Engagement in the listed world is not dissimilar to how private-equity firms operate in the private markets, where they buy a company, then transform it and capture the transformation premium. It might not be the most appealing idea, but engaging with the world’s biggest polluters is often the way to have the biggest impact. And Laurent is realistic about this. “The energy transition isn’t going to happen unless the big polluters are actually transitioning,” he says. “By moving a company that has a big environmental footprint to have better practices and changing, you can have a massive influence on the pace and the scale of the transition. That’s the power of engagement.”

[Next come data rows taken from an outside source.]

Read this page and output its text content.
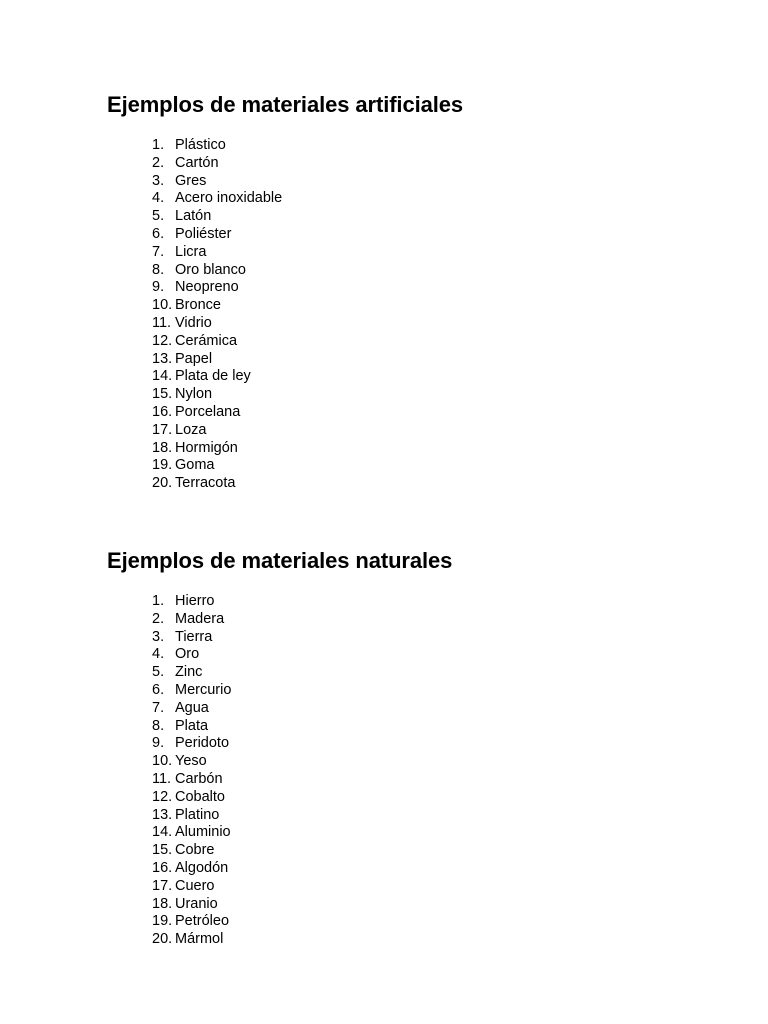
Ejemplos de materiales artificiales
1. Plástico
2. Cartón
3. Gres
4. Acero inoxidable
5. Latón
6. Poliéster
7. Licra
8. Oro blanco
9. Neopreno
10. Bronce
11. Vidrio
12. Cerámica
13. Papel
14. Plata de ley
15. Nylon
16. Porcelana
17. Loza
18. Hormigón
19. Goma
20. Terracota
Ejemplos de materiales naturales
1. Hierro
2. Madera
3. Tierra
4. Oro
5. Zinc
6. Mercurio
7. Agua
8. Plata
9. Peridoto
10. Yeso
11. Carbón
12. Cobalto
13. Platino
14. Aluminio
15. Cobre
16. Algodón
17. Cuero
18. Uranio
19. Petróleo
20. Mármol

As for Pictet itself, you only have to look at the bank’s record to understand how seriously it takes ESG, both internally and in its investing. Firstly, through the Pictet Group Foundation, it offers grants to social and environmental initiatives, focusing on Water and Nutrition, with a view to improving the lives of the most vulnerable and the wellbeing of future generations. Internally, the company has also set a target to cut its direct greenhouse gas emissions by 55% by 2030, compared with 2019 levels, through an approach that includes removing carbon from the atmosphere. And yet, by far the biggest impact the bank can make is through its investments. “If you look at our total emissions, 99% come from the capital we deploy on behalf of our clients,” Laurent says. Pictet has therefore embraced a shift towards a more responsible form of capitalism and has become a champion of sustainable finance across the industry.
Perhaps the most important record of all, however, is Pictet’s own history. “The firm has lasted since 1805, through good times and bad, because the Group itself has been managed sustainably,” says Laurent. “The key success factor in doing well and doing good at the same time is having that long-term- oriented mindset.” The partnership structure of Pictet, the fact that it is manager-owned, the fact that it isn’t listed and doesn’t have debts – all of this makes it conducive to being a responsible investor. As Laurent puts it, “It has always been in our DNA”.